Anna è cresciuta

All’inizio il libro doveva intitolarsi “La vita da uno spioncino” e Anna, la protagonista, doveva semplicemente vivere rinchiusa nel proprio appartamento osservando dipanarsi, intrecciarsi ed evolversi le storie nelle case degli altri: frammenti di dialoghi sul pianerottolo, istantanee rubate scostando un po’ le tende della finestra che dà sul cortile. Raccontare le tante narrazioni ascoltate era un modo per esorcizzare la paura creatasi durante il lockdown del 2020, genesi e occasione di questo romanzo. Il libro poi, in realtà, è rimasto fermo quasi un anno. Sapevo perché volessi scriverlo, non riuscivo ad afferrare bene il cosa, intuivo solo che la malattia dovesse essere una delle protagoniste e la speranza il messaggio da lasciare. Avevo appunti nelle note del cellulare, idee sparse nel pc, ma nessuna trama soddisfacente. In quell’anno di stasi ho visto vivere e affrontare la morte da molti amici accanto a me, ho visto agire il perdono e ho iniziato a pormi in modo diretto alcune domande scomode circa la mia vita. Nuovi pezzi di libro hanno ricominciato ad uscire, la prima stesura, però, è stata tragica: chi l’ha letto l’ha bocciato totalmente. Lo rimaneggiavo, lo miglioravo, ma era come non coglierne il cuore pulsante, il suo senso più profondo.
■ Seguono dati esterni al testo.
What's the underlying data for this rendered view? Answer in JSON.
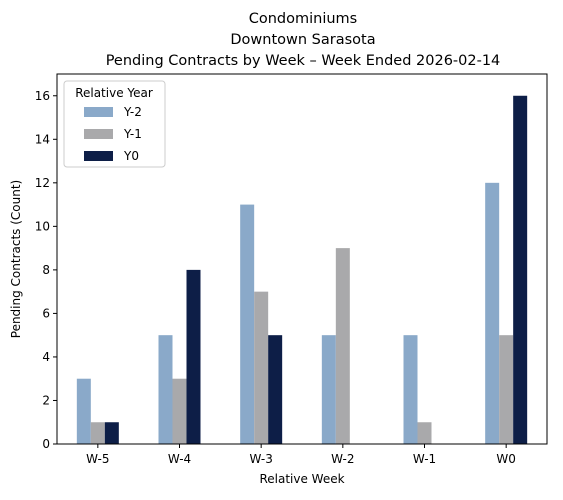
{
  "chart_data": {
    "type": "bar",
    "title_lines": [
      "Condominiums",
      "Downtown Sarasota",
      "Pending Contracts by Week – Week Ended 2026-02-14"
    ],
    "xlabel": "Relative Week",
    "ylabel": "Pending Contracts (Count)",
    "categories": [
      "W-5",
      "W-4",
      "W-3",
      "W-2",
      "W-1",
      "W0"
    ],
    "ylim": [
      0,
      17
    ],
    "yticks": [
      0,
      2,
      4,
      6,
      8,
      10,
      12,
      14,
      16
    ],
    "grid": false,
    "legend": {
      "title": "Relative Year",
      "placement": "top-left"
    },
    "series": [
      {
        "name": "Y-2",
        "color": "#8aa9c9",
        "values": [
          3,
          5,
          11,
          5,
          5,
          12
        ]
      },
      {
        "name": "Y-1",
        "color": "#a9a9ab",
        "values": [
          1,
          3,
          7,
          9,
          1,
          5
        ]
      },
      {
        "name": "Y0",
        "color": "#0d1e47",
        "values": [
          1,
          8,
          5,
          0,
          0,
          16
        ]
      }
    ]
  }
}
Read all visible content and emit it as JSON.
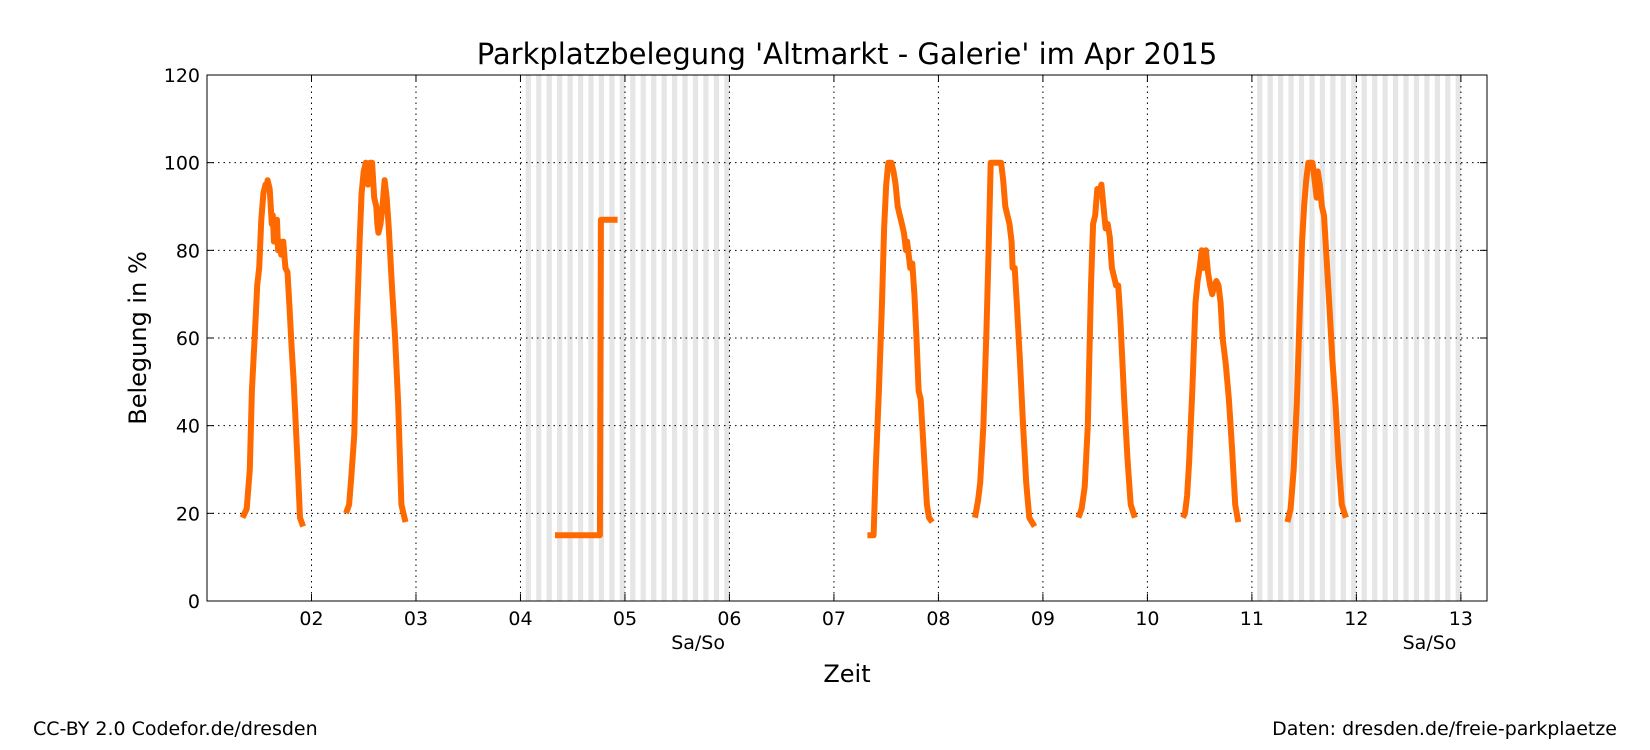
{
  "chart_data": {
    "type": "line",
    "title": "Parkplatzbelegung 'Altmarkt - Galerie' im Apr 2015",
    "xlabel": "Zeit",
    "ylabel": "Belegung in %",
    "xlim": [
      1.0,
      13.25
    ],
    "ylim": [
      0,
      120
    ],
    "x_unit": "day of April 2015",
    "yticks": [
      0,
      20,
      40,
      60,
      80,
      100,
      120
    ],
    "xticks": [
      {
        "value": 2,
        "label": "02"
      },
      {
        "value": 3,
        "label": "03"
      },
      {
        "value": 4,
        "label": "04"
      },
      {
        "value": 5,
        "label": "05"
      },
      {
        "value": 6,
        "label": "06"
      },
      {
        "value": 7,
        "label": "07"
      },
      {
        "value": 8,
        "label": "08"
      },
      {
        "value": 9,
        "label": "09"
      },
      {
        "value": 10,
        "label": "10"
      },
      {
        "value": 11,
        "label": "11"
      },
      {
        "value": 12,
        "label": "12"
      },
      {
        "value": 13,
        "label": "13"
      }
    ],
    "weekend_shading": [
      [
        4,
        6
      ],
      [
        11,
        13
      ]
    ],
    "weekend_labels": [
      {
        "x": 5.7,
        "label": "Sa/So"
      },
      {
        "x": 12.7,
        "label": "Sa/So"
      }
    ],
    "grid": true,
    "series_color": "#ff6a00",
    "shade_color": "#e6e6e6",
    "series": [
      {
        "points": [
          [
            1.34,
            19
          ],
          [
            1.38,
            21
          ],
          [
            1.41,
            30
          ],
          [
            1.43,
            48
          ],
          [
            1.46,
            62
          ],
          [
            1.48,
            72
          ],
          [
            1.5,
            76
          ],
          [
            1.52,
            87
          ],
          [
            1.54,
            93
          ],
          [
            1.56,
            95
          ],
          [
            1.57,
            94
          ],
          [
            1.58,
            96
          ],
          [
            1.6,
            94
          ],
          [
            1.62,
            86
          ],
          [
            1.63,
            88
          ],
          [
            1.64,
            82
          ],
          [
            1.65,
            85
          ],
          [
            1.66,
            83
          ],
          [
            1.67,
            87
          ],
          [
            1.68,
            80
          ],
          [
            1.7,
            82
          ],
          [
            1.71,
            79
          ],
          [
            1.73,
            82
          ],
          [
            1.75,
            76
          ],
          [
            1.77,
            75
          ],
          [
            1.79,
            67
          ],
          [
            1.81,
            58
          ],
          [
            1.83,
            50
          ],
          [
            1.85,
            40
          ],
          [
            1.87,
            30
          ],
          [
            1.89,
            19
          ],
          [
            1.92,
            17
          ]
        ]
      },
      {
        "points": [
          [
            2.33,
            20
          ],
          [
            2.36,
            22
          ],
          [
            2.38,
            28
          ],
          [
            2.41,
            38
          ],
          [
            2.43,
            60
          ],
          [
            2.46,
            82
          ],
          [
            2.48,
            93
          ],
          [
            2.5,
            98
          ],
          [
            2.52,
            100
          ],
          [
            2.54,
            95
          ],
          [
            2.56,
            100
          ],
          [
            2.58,
            100
          ],
          [
            2.6,
            92
          ],
          [
            2.62,
            90
          ],
          [
            2.63,
            86
          ],
          [
            2.64,
            84
          ],
          [
            2.66,
            86
          ],
          [
            2.68,
            90
          ],
          [
            2.7,
            96
          ],
          [
            2.72,
            92
          ],
          [
            2.74,
            85
          ],
          [
            2.77,
            72
          ],
          [
            2.8,
            60
          ],
          [
            2.83,
            45
          ],
          [
            2.86,
            22
          ],
          [
            2.9,
            18
          ]
        ]
      },
      {
        "points": [
          [
            4.33,
            15
          ],
          [
            4.5,
            15
          ],
          [
            4.6,
            15
          ],
          [
            4.76,
            15
          ],
          [
            4.77,
            87
          ],
          [
            4.93,
            87
          ]
        ]
      },
      {
        "points": [
          [
            7.32,
            15
          ],
          [
            7.38,
            15
          ],
          [
            7.4,
            30
          ],
          [
            7.43,
            48
          ],
          [
            7.46,
            68
          ],
          [
            7.48,
            85
          ],
          [
            7.5,
            95
          ],
          [
            7.52,
            100
          ],
          [
            7.55,
            100
          ],
          [
            7.57,
            98
          ],
          [
            7.59,
            95
          ],
          [
            7.61,
            90
          ],
          [
            7.63,
            88
          ],
          [
            7.65,
            86
          ],
          [
            7.67,
            84
          ],
          [
            7.69,
            80
          ],
          [
            7.7,
            82
          ],
          [
            7.72,
            78
          ],
          [
            7.73,
            76
          ],
          [
            7.75,
            77
          ],
          [
            7.77,
            70
          ],
          [
            7.79,
            60
          ],
          [
            7.81,
            48
          ],
          [
            7.83,
            46
          ],
          [
            7.85,
            38
          ],
          [
            7.87,
            30
          ],
          [
            7.89,
            22
          ],
          [
            7.91,
            19
          ],
          [
            7.94,
            18
          ]
        ]
      },
      {
        "points": [
          [
            8.35,
            19
          ],
          [
            8.38,
            23
          ],
          [
            8.4,
            27
          ],
          [
            8.43,
            40
          ],
          [
            8.46,
            62
          ],
          [
            8.48,
            80
          ],
          [
            8.5,
            100
          ],
          [
            8.54,
            100
          ],
          [
            8.6,
            100
          ],
          [
            8.62,
            96
          ],
          [
            8.64,
            90
          ],
          [
            8.66,
            88
          ],
          [
            8.68,
            86
          ],
          [
            8.7,
            82
          ],
          [
            8.71,
            76
          ],
          [
            8.73,
            76
          ],
          [
            8.75,
            68
          ],
          [
            8.78,
            55
          ],
          [
            8.81,
            40
          ],
          [
            8.84,
            27
          ],
          [
            8.87,
            19
          ],
          [
            8.92,
            17
          ]
        ]
      },
      {
        "points": [
          [
            9.34,
            19
          ],
          [
            9.37,
            21
          ],
          [
            9.4,
            26
          ],
          [
            9.43,
            40
          ],
          [
            9.46,
            72
          ],
          [
            9.48,
            86
          ],
          [
            9.5,
            88
          ],
          [
            9.52,
            94
          ],
          [
            9.54,
            93
          ],
          [
            9.56,
            95
          ],
          [
            9.58,
            90
          ],
          [
            9.6,
            85
          ],
          [
            9.62,
            86
          ],
          [
            9.64,
            83
          ],
          [
            9.66,
            76
          ],
          [
            9.68,
            74
          ],
          [
            9.7,
            72
          ],
          [
            9.72,
            72
          ],
          [
            9.74,
            65
          ],
          [
            9.76,
            55
          ],
          [
            9.78,
            45
          ],
          [
            9.81,
            32
          ],
          [
            9.84,
            22
          ],
          [
            9.88,
            19
          ]
        ]
      },
      {
        "points": [
          [
            10.34,
            19
          ],
          [
            10.36,
            20
          ],
          [
            10.38,
            24
          ],
          [
            10.4,
            32
          ],
          [
            10.43,
            48
          ],
          [
            10.46,
            68
          ],
          [
            10.48,
            73
          ],
          [
            10.5,
            76
          ],
          [
            10.52,
            80
          ],
          [
            10.54,
            76
          ],
          [
            10.56,
            80
          ],
          [
            10.58,
            75
          ],
          [
            10.6,
            72
          ],
          [
            10.62,
            70
          ],
          [
            10.64,
            72
          ],
          [
            10.66,
            73
          ],
          [
            10.68,
            72
          ],
          [
            10.7,
            68
          ],
          [
            10.72,
            60
          ],
          [
            10.75,
            54
          ],
          [
            10.78,
            46
          ],
          [
            10.81,
            35
          ],
          [
            10.84,
            22
          ],
          [
            10.87,
            18
          ]
        ]
      },
      {
        "points": [
          [
            11.34,
            18
          ],
          [
            11.37,
            21
          ],
          [
            11.4,
            30
          ],
          [
            11.43,
            45
          ],
          [
            11.46,
            68
          ],
          [
            11.48,
            82
          ],
          [
            11.5,
            90
          ],
          [
            11.52,
            96
          ],
          [
            11.54,
            100
          ],
          [
            11.58,
            100
          ],
          [
            11.6,
            96
          ],
          [
            11.62,
            92
          ],
          [
            11.63,
            98
          ],
          [
            11.65,
            95
          ],
          [
            11.67,
            90
          ],
          [
            11.69,
            88
          ],
          [
            11.71,
            80
          ],
          [
            11.74,
            68
          ],
          [
            11.77,
            55
          ],
          [
            11.8,
            45
          ],
          [
            11.83,
            32
          ],
          [
            11.86,
            22
          ],
          [
            11.9,
            19
          ]
        ]
      }
    ]
  },
  "footer": {
    "left": "CC-BY 2.0 Codefor.de/dresden",
    "right": "Daten: dresden.de/freie-parkplaetze"
  }
}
È rimasto fermo altri mesi. Dovevo ancora scoprire come un’intera esistenza possa venire distrutta dal nascondere fatti del passato, dal non affrontare nodi irrisolti o dal non manifestare chi si è veramente. È stato come attraversare una tempesta. A quel punto c’erano volti precisi a ispirarmi, situazioni “attraversate”, immagini, dialoghi. Ha preso nuova forma la trama, Anna è cresciuta. Mi mancava sempre un finale, però. Nel cuore avevo delle parole molto chiare a guidarmi, versetti della Scrittura che sono stati come un faro. Il primo in assoluto è stato anche ricopiato su un A4 che è rimasto appeso sopra al mio letto per tutto il tempo: “Questa malattia non è per la morte ma per la gloria di Dio”. Ne intuivo la potenza e la verità, ma senza afferrarlo. Il guizzo del finale è arrivato dopo che la scrittura si è fermata nuovamente per qualche mese. A quel punto si è trattato di renderlo il più bello possibile fino a che non c’è stato un momento preciso in cui ho sentito che tutto aveva preso il proprio posto: il libro era nato. Fichi di fine estate.